25 Eylül 2012 Salı

Şunu Bi Gözden Geçiriver Dilaver...


Çalıştığımız şirketlerde, özellikle yazılım şirketlerinde, modeller, standartlar kullanmaya başladıkça önümüze değişik değişik kavramlar çıkmaya başlar. Bunlardan birisi de gözden geçirme kavramıdır.

‘Ramazan Abi, şu rapora bi bakıver’

yerine

‘Ekteki Yıllık Gelişim Raporu’nu review ediniz. Commentlerinizi track change açarak dokümana giriniz. Şu gün şu saate kadar geri iletiniz, lütfen.’ diye e-postalar almaya başlarsınız.

‘Arkadaşım, şimdi Hasan Bey bu başlığı istemez, şu rengi beğenmez, şurayı biraz daha geniş anlar, şurayı kısa geç...’

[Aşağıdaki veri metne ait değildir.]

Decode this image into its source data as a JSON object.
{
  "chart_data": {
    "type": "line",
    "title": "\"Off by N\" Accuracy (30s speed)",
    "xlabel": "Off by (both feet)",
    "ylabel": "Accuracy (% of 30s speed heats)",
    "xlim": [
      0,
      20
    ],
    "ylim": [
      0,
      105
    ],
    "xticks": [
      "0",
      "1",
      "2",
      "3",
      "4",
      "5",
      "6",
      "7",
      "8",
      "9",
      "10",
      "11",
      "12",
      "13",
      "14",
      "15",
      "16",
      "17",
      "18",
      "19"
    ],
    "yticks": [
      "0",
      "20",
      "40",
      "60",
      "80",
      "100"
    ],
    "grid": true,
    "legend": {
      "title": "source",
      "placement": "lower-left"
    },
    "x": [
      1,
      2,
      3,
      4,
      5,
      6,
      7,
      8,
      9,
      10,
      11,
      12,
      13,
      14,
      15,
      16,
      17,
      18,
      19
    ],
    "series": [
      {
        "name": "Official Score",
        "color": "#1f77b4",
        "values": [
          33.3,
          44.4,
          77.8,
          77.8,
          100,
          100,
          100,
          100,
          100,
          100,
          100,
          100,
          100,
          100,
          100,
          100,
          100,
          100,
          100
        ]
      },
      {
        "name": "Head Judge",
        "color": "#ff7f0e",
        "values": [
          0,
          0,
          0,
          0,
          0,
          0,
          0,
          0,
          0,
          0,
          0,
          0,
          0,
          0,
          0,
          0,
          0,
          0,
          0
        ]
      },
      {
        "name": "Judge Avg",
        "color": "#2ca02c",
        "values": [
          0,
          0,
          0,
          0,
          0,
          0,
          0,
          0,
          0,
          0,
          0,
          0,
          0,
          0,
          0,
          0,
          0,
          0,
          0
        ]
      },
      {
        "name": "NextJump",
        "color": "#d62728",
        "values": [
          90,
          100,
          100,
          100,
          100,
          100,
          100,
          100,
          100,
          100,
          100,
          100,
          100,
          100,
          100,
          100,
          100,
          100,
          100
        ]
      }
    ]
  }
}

şeklindeki konuşmaların yerini

‘Typo: rapro yerine rapor’,
‘Bu cümle açık değil, hangi user hangi task’ı yapıyor belli değil.’,
‘Bu çözüm bu performansı karşılamıyor, dakikada 160 çok fazla, ürün en fazla dakika 100 setting alıyor.’, ‘Bu kutuyı bir tık sağa alalım.’

Gibi yarı türkçe yarı ingilizce, zaman zaman ayrıntılı ve çoğumuza göre sıkıcı ve gereksiz cümleleri daha sık görmeye hatta yeri gelir yazmaya başlarsınız.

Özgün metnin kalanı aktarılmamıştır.